Sebastian noted a while back about the wishes of gun-control advocates to be able to erect “no-smartgun” zones at will. It looks like their counterparts in drone control will get that wish. I can only hope that DJI gets what Smith and Wesson got from firearms enthusiasts when they kow-towed to the government.
Jan 23, 2015
Inspired by (Disney’s) security theater, Leatherman will be bringing a “wearable multitool” out this year. I feel for the guy who designed this; one of the minor annoyances of being a low-level road warrior (3-5 flights a year) is not being able to bring my own Skeletool with me. I’ve seriously considered buying a pack of the cheap $2/unit in bulk at the local home despot to be able to drop one in my checked luggage and not care too much if it doesn’t make it past baggage handling. This won’t fix that annoyance completely, since it won’t have a blade, but the “cutting hook” would deal with most of what I actually use a blade for (opening packages without having to use my teeth). And, of course, the most important tool, the bottle opener.
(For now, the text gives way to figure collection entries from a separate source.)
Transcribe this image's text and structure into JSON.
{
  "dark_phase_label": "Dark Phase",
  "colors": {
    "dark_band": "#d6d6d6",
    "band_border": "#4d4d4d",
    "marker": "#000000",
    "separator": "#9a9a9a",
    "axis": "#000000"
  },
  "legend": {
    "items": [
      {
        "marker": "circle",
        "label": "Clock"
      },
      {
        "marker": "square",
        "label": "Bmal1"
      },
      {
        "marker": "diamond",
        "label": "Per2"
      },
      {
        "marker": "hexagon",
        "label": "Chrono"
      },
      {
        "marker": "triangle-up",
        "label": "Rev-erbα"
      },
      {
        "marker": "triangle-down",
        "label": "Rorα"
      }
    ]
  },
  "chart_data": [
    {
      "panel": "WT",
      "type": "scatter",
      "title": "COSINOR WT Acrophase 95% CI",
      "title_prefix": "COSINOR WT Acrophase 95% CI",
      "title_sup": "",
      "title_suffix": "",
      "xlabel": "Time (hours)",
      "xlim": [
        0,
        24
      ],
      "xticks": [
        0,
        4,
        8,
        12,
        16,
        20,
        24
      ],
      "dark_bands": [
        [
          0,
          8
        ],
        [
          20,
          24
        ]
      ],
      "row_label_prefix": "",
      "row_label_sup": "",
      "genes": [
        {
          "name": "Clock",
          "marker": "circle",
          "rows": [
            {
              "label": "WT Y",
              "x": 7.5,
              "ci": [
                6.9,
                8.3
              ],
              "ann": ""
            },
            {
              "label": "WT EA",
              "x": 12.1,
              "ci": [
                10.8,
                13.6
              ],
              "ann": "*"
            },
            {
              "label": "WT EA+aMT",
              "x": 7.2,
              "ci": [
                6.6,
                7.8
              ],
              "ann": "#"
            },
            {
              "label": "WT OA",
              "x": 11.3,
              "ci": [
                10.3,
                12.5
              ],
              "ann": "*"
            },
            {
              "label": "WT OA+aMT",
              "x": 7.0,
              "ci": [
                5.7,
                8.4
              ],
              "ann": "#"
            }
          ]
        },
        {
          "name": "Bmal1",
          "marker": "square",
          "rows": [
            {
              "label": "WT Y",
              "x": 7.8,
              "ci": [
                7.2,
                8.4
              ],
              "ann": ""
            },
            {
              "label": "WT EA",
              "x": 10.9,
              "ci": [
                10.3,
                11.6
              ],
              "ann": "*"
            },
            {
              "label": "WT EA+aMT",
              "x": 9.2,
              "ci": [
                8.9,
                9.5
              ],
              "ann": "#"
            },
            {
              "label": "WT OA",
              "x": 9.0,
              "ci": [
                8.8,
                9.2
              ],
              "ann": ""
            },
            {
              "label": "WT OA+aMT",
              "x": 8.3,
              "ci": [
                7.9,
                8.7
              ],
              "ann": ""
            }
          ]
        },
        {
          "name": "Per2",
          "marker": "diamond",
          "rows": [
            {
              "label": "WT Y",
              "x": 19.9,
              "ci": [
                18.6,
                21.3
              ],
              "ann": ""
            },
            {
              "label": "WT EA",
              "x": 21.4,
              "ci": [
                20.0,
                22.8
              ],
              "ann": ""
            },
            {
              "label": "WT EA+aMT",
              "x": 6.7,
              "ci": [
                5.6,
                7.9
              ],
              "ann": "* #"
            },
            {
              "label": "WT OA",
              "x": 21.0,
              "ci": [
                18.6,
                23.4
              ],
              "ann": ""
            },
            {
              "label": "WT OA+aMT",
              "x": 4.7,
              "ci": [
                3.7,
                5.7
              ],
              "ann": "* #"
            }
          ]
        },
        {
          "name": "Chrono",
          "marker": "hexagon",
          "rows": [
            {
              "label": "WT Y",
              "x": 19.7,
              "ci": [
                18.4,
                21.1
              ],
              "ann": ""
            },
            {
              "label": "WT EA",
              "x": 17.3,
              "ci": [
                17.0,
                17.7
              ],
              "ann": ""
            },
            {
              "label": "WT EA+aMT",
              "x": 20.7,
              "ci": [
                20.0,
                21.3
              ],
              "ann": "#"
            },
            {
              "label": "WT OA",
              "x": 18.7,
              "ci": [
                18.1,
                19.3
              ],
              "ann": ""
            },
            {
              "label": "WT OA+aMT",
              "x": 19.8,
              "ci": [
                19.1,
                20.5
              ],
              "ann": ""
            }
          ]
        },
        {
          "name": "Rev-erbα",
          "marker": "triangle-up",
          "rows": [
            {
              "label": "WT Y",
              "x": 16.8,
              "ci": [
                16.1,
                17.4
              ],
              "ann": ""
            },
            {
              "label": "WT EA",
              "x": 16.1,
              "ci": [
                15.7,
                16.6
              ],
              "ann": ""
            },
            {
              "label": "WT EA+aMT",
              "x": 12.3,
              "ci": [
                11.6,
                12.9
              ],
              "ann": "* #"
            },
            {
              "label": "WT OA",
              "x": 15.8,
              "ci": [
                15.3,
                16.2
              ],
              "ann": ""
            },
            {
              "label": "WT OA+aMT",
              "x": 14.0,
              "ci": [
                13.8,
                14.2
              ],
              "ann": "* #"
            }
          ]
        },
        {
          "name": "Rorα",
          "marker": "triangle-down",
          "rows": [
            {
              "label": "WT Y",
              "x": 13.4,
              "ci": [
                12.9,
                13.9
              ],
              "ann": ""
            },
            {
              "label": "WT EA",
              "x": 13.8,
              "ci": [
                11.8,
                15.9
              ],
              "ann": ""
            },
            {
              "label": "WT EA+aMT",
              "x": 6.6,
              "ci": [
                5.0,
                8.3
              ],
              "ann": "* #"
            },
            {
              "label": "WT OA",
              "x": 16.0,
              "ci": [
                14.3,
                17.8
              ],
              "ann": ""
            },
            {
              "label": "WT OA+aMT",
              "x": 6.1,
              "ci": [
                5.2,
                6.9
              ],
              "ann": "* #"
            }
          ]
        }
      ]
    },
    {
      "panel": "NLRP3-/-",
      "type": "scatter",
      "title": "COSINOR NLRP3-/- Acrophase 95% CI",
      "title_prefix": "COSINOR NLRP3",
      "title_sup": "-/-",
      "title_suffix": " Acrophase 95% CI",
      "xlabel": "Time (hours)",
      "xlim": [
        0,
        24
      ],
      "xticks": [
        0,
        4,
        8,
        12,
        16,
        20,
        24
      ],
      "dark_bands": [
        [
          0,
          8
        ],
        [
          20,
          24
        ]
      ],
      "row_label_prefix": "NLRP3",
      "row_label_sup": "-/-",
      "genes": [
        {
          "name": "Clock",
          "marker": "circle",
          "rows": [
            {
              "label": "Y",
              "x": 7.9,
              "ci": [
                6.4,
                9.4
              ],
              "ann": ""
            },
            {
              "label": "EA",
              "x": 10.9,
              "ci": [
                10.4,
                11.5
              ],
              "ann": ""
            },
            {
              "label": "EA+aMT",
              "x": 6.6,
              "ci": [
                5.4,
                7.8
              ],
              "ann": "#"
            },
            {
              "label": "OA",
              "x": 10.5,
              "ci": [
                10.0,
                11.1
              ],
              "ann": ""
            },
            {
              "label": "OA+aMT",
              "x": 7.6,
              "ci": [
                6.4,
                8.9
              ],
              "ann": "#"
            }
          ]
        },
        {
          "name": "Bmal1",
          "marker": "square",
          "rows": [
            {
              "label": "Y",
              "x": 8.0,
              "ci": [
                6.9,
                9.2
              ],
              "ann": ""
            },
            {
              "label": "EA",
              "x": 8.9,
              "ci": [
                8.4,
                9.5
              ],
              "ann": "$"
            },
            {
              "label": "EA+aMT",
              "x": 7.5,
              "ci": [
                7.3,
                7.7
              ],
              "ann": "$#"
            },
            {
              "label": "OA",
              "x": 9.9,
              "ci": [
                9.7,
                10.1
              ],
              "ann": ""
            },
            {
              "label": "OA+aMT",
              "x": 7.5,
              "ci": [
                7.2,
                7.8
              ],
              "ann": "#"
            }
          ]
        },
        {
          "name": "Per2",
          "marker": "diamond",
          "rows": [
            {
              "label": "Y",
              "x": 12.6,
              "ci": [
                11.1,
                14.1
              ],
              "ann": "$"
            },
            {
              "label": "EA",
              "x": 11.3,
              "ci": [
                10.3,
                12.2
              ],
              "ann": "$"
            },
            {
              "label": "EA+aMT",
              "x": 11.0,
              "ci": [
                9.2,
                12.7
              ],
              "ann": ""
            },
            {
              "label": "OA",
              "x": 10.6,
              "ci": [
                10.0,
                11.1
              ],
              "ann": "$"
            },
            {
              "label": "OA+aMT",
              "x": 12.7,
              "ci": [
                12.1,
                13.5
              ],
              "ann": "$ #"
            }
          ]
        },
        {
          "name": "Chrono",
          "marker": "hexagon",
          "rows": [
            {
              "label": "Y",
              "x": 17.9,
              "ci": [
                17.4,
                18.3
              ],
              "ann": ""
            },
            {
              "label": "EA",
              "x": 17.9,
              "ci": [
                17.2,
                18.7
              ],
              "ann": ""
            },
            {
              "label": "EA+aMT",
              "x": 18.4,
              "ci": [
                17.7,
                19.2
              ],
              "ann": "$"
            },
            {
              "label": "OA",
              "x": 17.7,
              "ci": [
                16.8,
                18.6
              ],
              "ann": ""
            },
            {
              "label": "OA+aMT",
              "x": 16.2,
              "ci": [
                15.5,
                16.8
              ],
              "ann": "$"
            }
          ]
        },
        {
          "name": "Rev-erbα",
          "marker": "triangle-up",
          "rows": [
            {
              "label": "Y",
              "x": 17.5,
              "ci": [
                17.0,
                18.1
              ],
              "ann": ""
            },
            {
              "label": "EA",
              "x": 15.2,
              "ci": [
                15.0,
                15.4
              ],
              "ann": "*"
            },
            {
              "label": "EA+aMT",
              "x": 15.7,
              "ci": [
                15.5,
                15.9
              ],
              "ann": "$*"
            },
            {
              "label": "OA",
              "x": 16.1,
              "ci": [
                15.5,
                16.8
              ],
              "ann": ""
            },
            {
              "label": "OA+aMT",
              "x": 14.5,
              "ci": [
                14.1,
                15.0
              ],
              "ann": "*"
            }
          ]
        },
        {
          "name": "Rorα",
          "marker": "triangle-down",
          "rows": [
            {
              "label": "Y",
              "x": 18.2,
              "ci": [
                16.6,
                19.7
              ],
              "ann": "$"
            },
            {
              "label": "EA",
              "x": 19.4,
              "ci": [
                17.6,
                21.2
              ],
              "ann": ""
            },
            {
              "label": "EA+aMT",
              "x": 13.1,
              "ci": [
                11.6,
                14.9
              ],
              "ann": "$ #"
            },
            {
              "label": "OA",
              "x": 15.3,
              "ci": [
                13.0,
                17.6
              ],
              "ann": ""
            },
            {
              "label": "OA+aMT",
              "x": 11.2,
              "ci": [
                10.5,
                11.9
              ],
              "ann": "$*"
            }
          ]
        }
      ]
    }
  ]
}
OTOH, the fine folks at TSA will probably make something up on the spot to “ban” this…
Jun 30, 2014
Thanks to several people who earlier in the weekend had sent the news that Google was about to bring forth greater restrictions on gun advertising. I was confused as to what was new about this, because I was pretty certain Google had restricted these items some time ago. I certainly would be a prime site to place some of those ads on, and they don’t appear. So what’s really new about this? Bob Owens took a look, and the answer is “quite frankly, much ado about nothing.” I’m glad to hear that, because Bing sucks. Google is one of those products I wouldn’t frankly be able to boycott. It would be like boycotting roads.
Jun 17, 2014
Facebook locked the admins of a hunting-related page out of putting up new content after they pulled down a perfectly normal hunting photo that didn’t violate any laws or guidelines and claimed that it does not meet community standards.
One of the biggest hurdles Facebook has is not only growing their audience, but keeping the audience it has. Banning perfectly legal photos & pages just because their California staffers don’t like an outdoor tradition seems like it could easily send users running for other social media outlets.